Since I cut a bit outside the lines with the saw, I used a wheel in my drill designed for stripping paint (about 5-6" in diameter, found at the local Canadian Tire). This wheel seems to work well for the task and I think it will do the job of shaping the top to fit a bum. One has to be careful in using it though because it does tend to catch and want to gouge if the angle is held too high (this is why I practiced with it on the bottom!). My next steps will be to follow the seat carving instructions laid out on the Shop Tips section of the One Ocean Kayaks web site.
Wednesday, April 04, 2007
A Place To Sit, Part 1
I began shaping a large block of minicell foam to create a seat for the kayak. Custom-made seats of minicell are reputed to be extremely comfortable and to provide a good fit for excellent boat control. Last year I ordered a supply of minicell foam for fitting out the kayak from Joe at Redfish Kayaks in the US, including a 4" x 16" x 24" block for the seat. Comparing the prices locally and from suppliers across Canada & the USA, Joe's price was best after the consideration of shipping charges.

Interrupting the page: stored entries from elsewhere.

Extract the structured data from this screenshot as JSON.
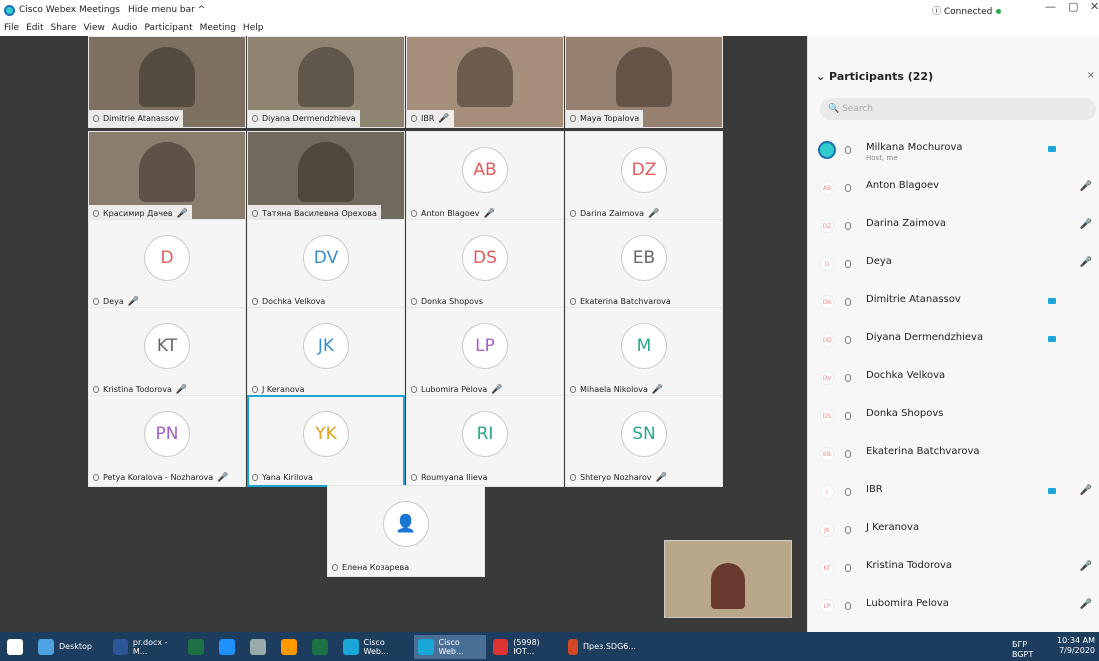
{
  "window": {
    "title": "Cisco Webex Meetings",
    "hide_menu": "Hide menu bar ^",
    "status": "Connected",
    "controls": [
      "—",
      "▢",
      "✕"
    ]
  },
  "menu": [
    "File",
    "Edit",
    "Share",
    "View",
    "Audio",
    "Participant",
    "Meeting",
    "Help"
  ],
  "tiles": [
    {
      "name": "Dimitrie Atanassov",
      "type": "video"
    },
    {
      "name": "Diyana Dermendzhieva",
      "type": "video"
    },
    {
      "name": "IBR",
      "type": "video",
      "muted": true
    },
    {
      "name": "Maya Topalova",
      "type": "video"
    },
    {
      "name": "Красимир Дачев",
      "type": "video",
      "muted": true
    },
    {
      "name": "Татяна Василевна Орехова",
      "type": "video"
    },
    {
      "name": "Anton Blagoev",
      "type": "avatar",
      "initials": "AB",
      "color": "#e35b5b",
      "muted": true
    },
    {
      "name": "Darina Zaimova",
      "type": "avatar",
      "initials": "DZ",
      "color": "#e35b5b",
      "muted": true
    },
    {
      "name": "Deya",
      "type": "avatar",
      "initials": "D",
      "color": "#e35b5b",
      "muted": true
    },
    {
      "name": "Dochka Velkova",
      "type": "avatar",
      "initials": "DV",
      "color": "#3a8fd0"
    },
    {
      "name": "Donka Shopovs",
      "type": "avatar",
      "initials": "DS",
      "color": "#e35b5b"
    },
    {
      "name": "Ekaterina Batchvarova",
      "type": "avatar",
      "initials": "EB",
      "color": "#666"
    },
    {
      "name": "Kristina Todorova",
      "type": "avatar",
      "initials": "KT",
      "color": "#666",
      "muted": true
    },
    {
      "name": "J Keranova",
      "type": "avatar",
      "initials": "JK",
      "color": "#3a8fd0"
    },
    {
      "name": "Lubomira Pelova",
      "type": "avatar",
      "initials": "LP",
      "color": "#a65fc6",
      "muted": true
    },
    {
      "name": "Mihaela Nikolova",
      "type": "avatar",
      "initials": "M",
      "color": "#2aa88a",
      "muted": true
    },
    {
      "name": "Petya Koralova - Nozharova",
      "type": "avatar",
      "initials": "PN",
      "color": "#a65fc6",
      "muted": true
    },
    {
      "name": "Yana Kirilova",
      "type": "avatar",
      "initials": "YK",
      "color": "#e0a020",
      "selected": true
    },
    {
      "name": "Roumyana Ilieva",
      "type": "avatar",
      "initials": "RI",
      "color": "#2aa88a"
    },
    {
      "name": "Shteryo Nozharov",
      "type": "avatar",
      "initials": "SN",
      "color": "#2aa88a",
      "muted": true
    },
    {
      "name": "Елена Козарева",
      "type": "avatar",
      "initials": "",
      "color": "#999"
    }
  ],
  "panel": {
    "title": "Participants (22)",
    "search_placeholder": "Search",
    "rows": [
      {
        "initials": "",
        "name": "Milkana Mochurova",
        "sub": "Host, me",
        "cam": true,
        "muted": false
      },
      {
        "initials": "AB",
        "name": "Anton Blagoev",
        "cam": false,
        "muted": true
      },
      {
        "initials": "DZ",
        "name": "Darina Zaimova",
        "cam": false,
        "muted": true
      },
      {
        "initials": "D",
        "name": "Deya",
        "cam": false,
        "muted": true
      },
      {
        "initials": "DA",
        "name": "Dimitrie Atanassov",
        "cam": true,
        "muted": false
      },
      {
        "initials": "DD",
        "name": "Diyana Dermendzhieva",
        "cam": true,
        "muted": false
      },
      {
        "initials": "DV",
        "name": "Dochka Velkova",
        "cam": false,
        "muted": false
      },
      {
        "initials": "DS",
        "name": "Donka Shopovs",
        "cam": false,
        "muted": false
      },
      {
        "initials": "EB",
        "name": "Ekaterina Batchvarova",
        "cam": false,
        "muted": false
      },
      {
        "initials": "I",
        "name": "IBR",
        "cam": true,
        "muted": true
      },
      {
        "initials": "JK",
        "name": "J Keranova",
        "cam": false,
        "muted": false
      },
      {
        "initials": "KT",
        "name": "Kristina Todorova",
        "cam": false,
        "muted": true
      },
      {
        "initials": "LP",
        "name": "Lubomira Pelova",
        "cam": false,
        "muted": true
      }
    ]
  },
  "taskbar": {
    "items": [
      {
        "label": "",
        "color": "#fff"
      },
      {
        "label": "Desktop",
        "color": "#4da3e0"
      },
      {
        "label": "pr.docx - M...",
        "color": "#2b5797"
      },
      {
        "label": "",
        "color": "#1e7145"
      },
      {
        "label": "",
        "color": "#1e90ff"
      },
      {
        "label": "",
        "color": "#9aa"
      },
      {
        "label": "",
        "color": "#ff9900"
      },
      {
        "label": "",
        "color": "#1e7145"
      },
      {
        "label": "Cisco Web...",
        "color": "#1aa7d8"
      },
      {
        "label": "Cisco Web...",
        "color": "#1aa7d8",
        "active": true
      },
      {
        "label": "(5998) ЮТ...",
        "color": "#d33"
      },
      {
        "label": "През.SDG6...",
        "color": "#d24726"
      }
    ],
    "tray": "БГР\nBGPT",
    "time": "10:34 AM",
    "date": "7/9/2020"
  }
}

My first step was to cut the block to length in order to fit snugly between the hip braces, trimming it to 18.5" on the band saw. I then traced the shape of the bottom of the hull onto the front and back of the seat block, using form #9 for the front and form #10 for the rear. I then connected the lines on the side edge and added a line down the center of the bottom for reference.
I next used my japanese saw to cut a wedge off of each side of the bottom to get a shape that closely matched the profile of the bottom of the kayak. Note that this is different from the method described by Vaclav at One Ocean Kayaks.